Over the next four months of First Friday celebrations, different performers will set up sidewalk stages to share their various talents. Buskers will always follow current COVID-19 protocols, and even if you’re vaccinated, you should continue to do so, as well.
“While these shows will be free to the public, contributors are being paid handsomely thanks to a generous grant from the Whatcom Community Foundation,” musician and event coordinator Pace Trumpet says of the monthly performances. “They appreciate live entertainment should be better financially supported now that we know how life sounds without it.”
The same night the hired buskers hit the streets, Thousand Acre Cider House started an outdoor concert series on their “Camp Cider” patio with Lefty and the Right Hand Band.
The series at the Grand Avenue locale will continue through the month, with the “grunge blues” of Corey Vincent slated for Fri., May 14 and singer and instrumentalist Havilah Rand taking the small stage on Fri., May 21 to show how she can effortlessly switch from country to folk and blues in the blink of an eye.
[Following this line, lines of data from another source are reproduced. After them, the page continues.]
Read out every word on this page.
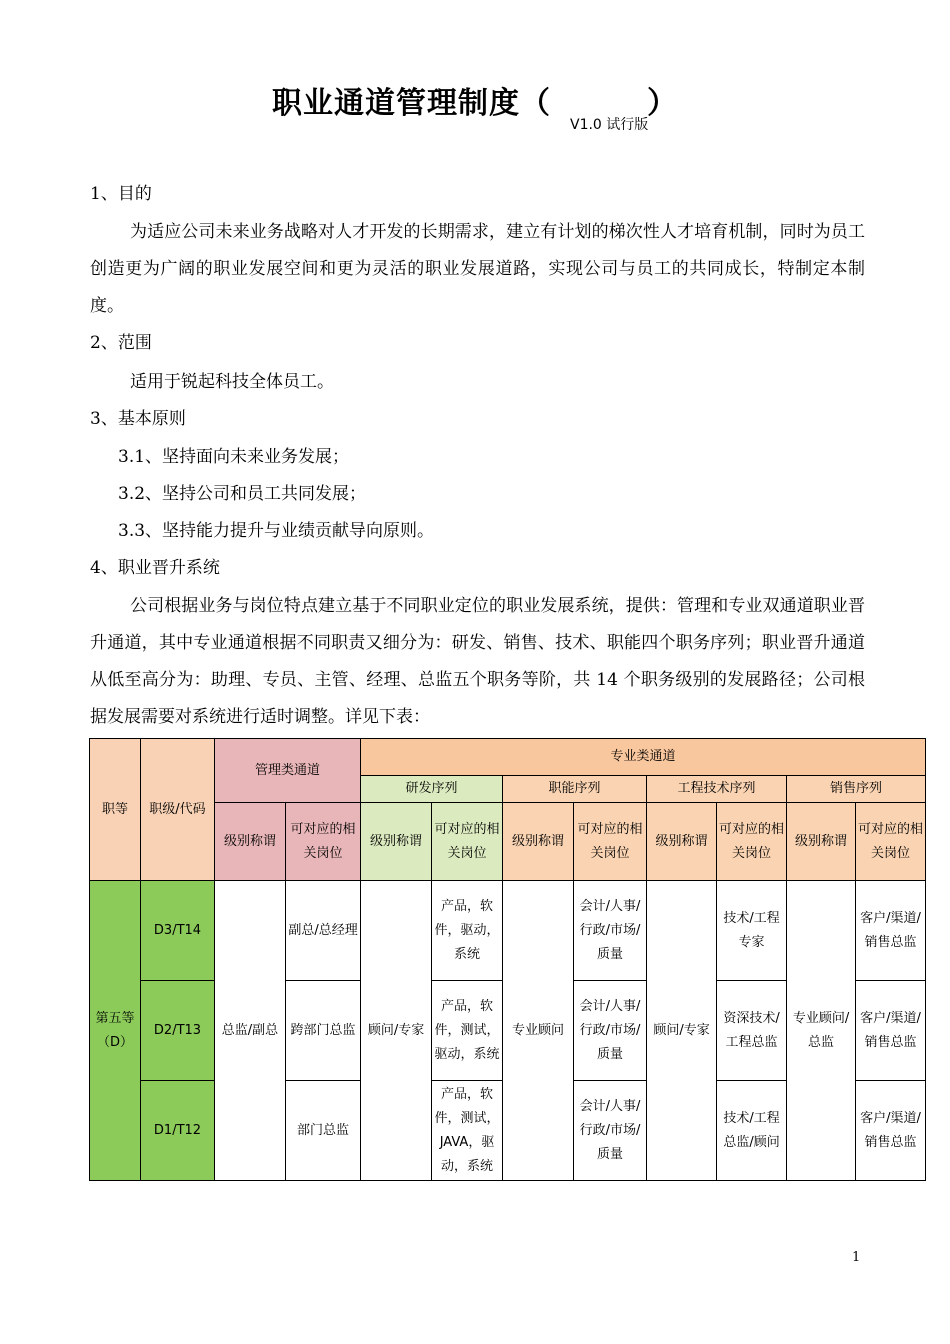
职业通道管理制度（	）
V1.0 试行版

1、目的

为适应公司未来业务战略对人才开发的长期需求，建立有计划的梯次性人才培育机制，同时为员工创造更为广阔的职业发展空间和更为灵活的职业发展道路，实现公司与员工的共同成长，特制定本制度。

2、范围

适用于锐起科技全体员工。

3、基本原则

3.1、坚持面向未来业务发展；

3.2、坚持公司和员工共同发展；

3.3、坚持能力提升与业绩贡献导向原则。

4、职业晋升系统

公司根据业务与岗位特点建立基于不同职业定位的职业发展系统，提供：管理和专业双通道职业晋升通道，其中专业通道根据不同职责又细分为：研发、销售、技术、职能四个职务序列；职业晋升通道从低至高分为：助理、专员、主管、经理、总监五个职务等阶，共 14 个职务级别的发展路径；公司根据发展需要对系统进行适时调整。详见下表：

职等	职级/代码	管理类通道		专业类通道							
				研发序列		职能序列		工程技术序列		销售序列	
		级别称谓	可对应的相关岗位	级别称谓	可对应的相关岗位	级别称谓	可对应的相关岗位	级别称谓	可对应的相关岗位	级别称谓	可对应的相关岗位
第五等（D）	D3/T14	总监/副总	副总/总经理	顾问/专家	产品，软件，驱动，系统	专业顾问	会计/人事/行政/市场/质量	顾问/专家	技术/工程专家	专业顾问/总监	客户/渠道/销售总监
	D2/T13		跨部门总监		产品，软件，测试，驱动，系统		会计/人事/行政/市场/质量		资深技术/工程总监		客户/渠道/销售总监
	D1/T12		部门总监		产品，软件，测试，JAVA，驱动，系统		会计/人事/行政/市场/质量		技术/工程总监/顾问		客户/渠道/销售总监
1
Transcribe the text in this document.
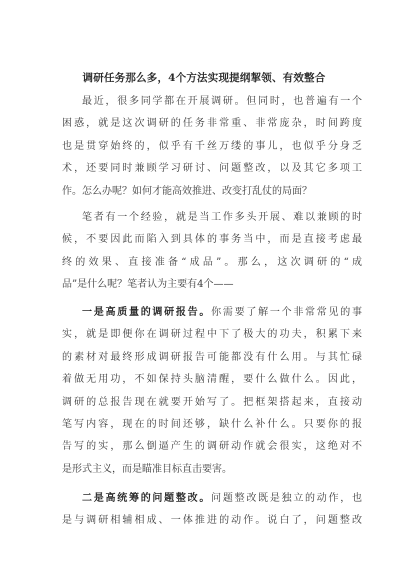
调研任务那么多，4个方法实现提纲挈领、有效整合
最近，很多同学都在开展调研。但同时，也普遍有一个
困惑，就是这次调研的任务非常重、非常庞杂，时间跨度
也是贯穿始终的，似乎有千丝万缕的事儿，也似乎分身乏
术，还要同时兼顾学习研讨、问题整改，以及其它多项工
作。怎么办呢？如何才能高效推进、改变打乱仗的局面？
笔者有一个经验，就是当工作多头开展、难以兼顾的时
候，不要因此而陷入到具体的事务当中，而是直接考虑最
终的效果、直接准备“成品”。那么，这次调研的“成
品”是什么呢？笔者认为主要有4个——
一是高质量的调研报告。你需要了解一个非常常见的事
实，就是即便你在调研过程中下了极大的功夫，积累下来
的素材对最终形成调研报告可能都没有什么用。与其忙碌
着做无用功，不如保持头脑清醒，要什么做什么。因此，
调研的总报告现在就要开始写了。把框架搭起来，直接动
笔写内容，现在的时间还够，缺什么补什么。只要你的报
告写的实，那么倒逼产生的调研动作就会很实，这绝对不
是形式主义，而是瞄准目标直击要害。
二是高统筹的问题整改。问题整改既是独立的动作，也
是与调研相辅相成、一体推进的动作。说白了，问题整改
Since only seven tables are available for patrons to sit in on the action, reservations are required to attend the events.
Organizers note that although shelter and tabletop heaters will be available during the concerts, spring in the Pacific Northwest is an unpredictable beast, and severe wind or storms will cancel the shows. A little rain won’t keep them from happening, however, so keep that in mind when you’re contemplating your attire for your own reemergence into the live music scene.